Sofyan berpendapat, secara materil Pasal 14 ayat 1 tidak disebutkan secara rinci tentang bentuk penyiaran yang berpotensi menimbulkan keonaran.
Menurut dia, kegiatan menyiarkan berita bohong tidak selamanya menimbulkan keonaran.
"Menyiarkan kabar bohong tidak di pidana jika tidak timbul keonaran. Tidak ada norma yang melarang orang bohong. Yang dilarang adalah kabar bohong itu menimbulkan keonran. Tidak selamanya menyiarkan berita bohong menimbulkan keonaran," kata Sofyan di ruang sidang utama Pengadilan Negeri Jakarta Selatan.
Sofyan berpendapat, keonaran dalam konteks ini harus dijelaskan dan diintepretasikan secara spesifik.
Sebab, dalam Undang-Undang Nomor 1 tahun 1946 tentang Peraturan Hukum Pidana kata keonaran tidak dijelaskan sebagaimana guncangan pancaroba pada saat penyusunan Undang-Undang.
"Harus di jelaskan, diinterpretasikan keonaran. Tafsir historis pada masa itu timbul keguncangam pancaroba transisional sehingga dibuat UUD itu. Keonaran dalam konteks ini memang tidak disebutkan dalam UU tahun 1946," jelas Sofyan.
Dalam perkara ini, Jumhur sempat mengutip artikel soal pemberitaan tentang Omnibus Law - Undang-Undang Cipta Kerja. Merespons hal tersebut, Sofyan menilai jika menyiarkan kabar bohong berbeda konteks dengan membuat berita bohong.
"Menyiarkan kabar bohong kepada publik, kalau sudah tersiar lalu yang di persoalkan penyiar pertama," ungkap dia.
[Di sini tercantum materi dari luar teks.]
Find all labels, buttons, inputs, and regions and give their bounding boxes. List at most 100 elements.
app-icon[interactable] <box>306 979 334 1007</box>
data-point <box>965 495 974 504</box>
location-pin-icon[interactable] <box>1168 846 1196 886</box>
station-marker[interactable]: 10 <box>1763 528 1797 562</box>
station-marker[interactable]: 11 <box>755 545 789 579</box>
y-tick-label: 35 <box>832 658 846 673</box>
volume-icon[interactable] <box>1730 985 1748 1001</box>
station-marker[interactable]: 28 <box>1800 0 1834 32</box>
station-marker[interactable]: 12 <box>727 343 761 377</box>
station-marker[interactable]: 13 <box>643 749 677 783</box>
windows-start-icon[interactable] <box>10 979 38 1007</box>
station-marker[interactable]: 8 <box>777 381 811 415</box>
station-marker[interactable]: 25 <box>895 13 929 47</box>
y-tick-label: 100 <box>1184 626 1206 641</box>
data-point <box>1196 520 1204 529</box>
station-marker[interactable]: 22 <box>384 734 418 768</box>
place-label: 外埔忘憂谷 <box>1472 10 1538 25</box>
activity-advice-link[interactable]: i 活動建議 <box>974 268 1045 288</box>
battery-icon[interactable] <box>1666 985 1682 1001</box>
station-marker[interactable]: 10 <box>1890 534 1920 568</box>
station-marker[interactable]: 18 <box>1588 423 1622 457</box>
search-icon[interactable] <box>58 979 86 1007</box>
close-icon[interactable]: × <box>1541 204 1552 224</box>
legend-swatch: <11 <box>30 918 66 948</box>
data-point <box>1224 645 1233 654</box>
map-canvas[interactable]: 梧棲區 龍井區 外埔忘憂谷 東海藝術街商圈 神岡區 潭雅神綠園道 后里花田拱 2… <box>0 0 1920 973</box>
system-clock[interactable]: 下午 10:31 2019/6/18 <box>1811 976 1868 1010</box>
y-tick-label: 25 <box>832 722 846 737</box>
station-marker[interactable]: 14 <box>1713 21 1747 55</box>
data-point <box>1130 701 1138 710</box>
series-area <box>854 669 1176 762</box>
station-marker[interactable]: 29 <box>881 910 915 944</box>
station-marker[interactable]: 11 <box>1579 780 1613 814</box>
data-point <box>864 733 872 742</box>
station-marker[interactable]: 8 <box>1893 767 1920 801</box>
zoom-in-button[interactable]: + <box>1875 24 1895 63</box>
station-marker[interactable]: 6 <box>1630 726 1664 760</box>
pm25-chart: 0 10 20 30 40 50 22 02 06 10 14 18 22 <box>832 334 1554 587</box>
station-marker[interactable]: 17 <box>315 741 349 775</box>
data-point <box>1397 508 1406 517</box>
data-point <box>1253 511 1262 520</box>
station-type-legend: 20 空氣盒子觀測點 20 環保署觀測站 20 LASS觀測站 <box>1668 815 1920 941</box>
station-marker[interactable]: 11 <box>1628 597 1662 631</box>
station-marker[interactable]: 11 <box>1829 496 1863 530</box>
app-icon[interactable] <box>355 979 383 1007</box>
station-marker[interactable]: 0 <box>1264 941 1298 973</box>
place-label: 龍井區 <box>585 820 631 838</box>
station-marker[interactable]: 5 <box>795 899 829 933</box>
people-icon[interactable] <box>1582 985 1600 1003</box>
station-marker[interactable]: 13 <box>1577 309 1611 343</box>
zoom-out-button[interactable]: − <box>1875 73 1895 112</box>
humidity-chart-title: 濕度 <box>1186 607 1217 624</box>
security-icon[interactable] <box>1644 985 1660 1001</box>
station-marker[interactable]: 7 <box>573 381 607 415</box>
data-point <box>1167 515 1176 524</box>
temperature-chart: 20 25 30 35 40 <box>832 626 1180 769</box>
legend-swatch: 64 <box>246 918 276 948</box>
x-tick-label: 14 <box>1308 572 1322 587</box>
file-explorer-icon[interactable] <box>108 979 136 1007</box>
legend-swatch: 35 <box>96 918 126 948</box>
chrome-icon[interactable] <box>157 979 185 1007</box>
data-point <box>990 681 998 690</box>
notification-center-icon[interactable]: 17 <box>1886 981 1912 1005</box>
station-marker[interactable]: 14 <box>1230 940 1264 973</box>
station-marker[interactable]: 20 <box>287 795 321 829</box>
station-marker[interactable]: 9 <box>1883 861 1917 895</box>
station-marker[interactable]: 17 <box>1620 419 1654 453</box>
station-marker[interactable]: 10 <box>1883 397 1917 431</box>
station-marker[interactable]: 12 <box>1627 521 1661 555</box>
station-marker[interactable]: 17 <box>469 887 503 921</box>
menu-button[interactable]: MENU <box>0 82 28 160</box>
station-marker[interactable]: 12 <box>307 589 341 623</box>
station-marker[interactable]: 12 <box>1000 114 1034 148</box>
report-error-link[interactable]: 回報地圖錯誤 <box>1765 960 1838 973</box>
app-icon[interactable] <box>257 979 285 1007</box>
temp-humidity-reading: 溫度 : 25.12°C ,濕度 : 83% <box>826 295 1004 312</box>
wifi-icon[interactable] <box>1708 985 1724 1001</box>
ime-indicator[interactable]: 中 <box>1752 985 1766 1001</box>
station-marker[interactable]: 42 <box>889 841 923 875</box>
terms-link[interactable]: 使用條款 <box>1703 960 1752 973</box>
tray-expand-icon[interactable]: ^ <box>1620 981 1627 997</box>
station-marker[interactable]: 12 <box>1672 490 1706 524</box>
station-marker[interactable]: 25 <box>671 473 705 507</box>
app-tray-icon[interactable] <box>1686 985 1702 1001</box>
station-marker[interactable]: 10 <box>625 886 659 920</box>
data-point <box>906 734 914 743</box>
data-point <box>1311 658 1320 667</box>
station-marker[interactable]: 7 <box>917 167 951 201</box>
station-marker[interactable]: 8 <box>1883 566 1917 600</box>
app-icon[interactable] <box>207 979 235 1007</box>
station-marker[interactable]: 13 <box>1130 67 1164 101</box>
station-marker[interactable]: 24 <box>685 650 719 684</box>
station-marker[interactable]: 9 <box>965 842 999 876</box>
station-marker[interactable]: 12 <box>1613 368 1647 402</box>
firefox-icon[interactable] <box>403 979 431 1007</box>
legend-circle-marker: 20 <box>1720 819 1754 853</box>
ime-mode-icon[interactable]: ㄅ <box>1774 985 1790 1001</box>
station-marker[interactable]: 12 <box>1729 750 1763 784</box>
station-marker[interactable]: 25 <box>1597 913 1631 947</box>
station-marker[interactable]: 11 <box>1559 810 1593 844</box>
Sofyan menilai, dalam perkara ini Jumhur tidak melakukan tindak pidana menyebarkan berita bohong.
Baca Juga: Jadi Saksi Sidang Jumhur, Direktur Walhi: UU Cipta Kerja Dirancang Tertutup
Sekali ada kesalahan, lanjut dia, harus ada mekanisme lain yang harus ditempuh mislanya mengadu ke Dewan Pers terkait pemberitaan yang diduga hoaks tersebut.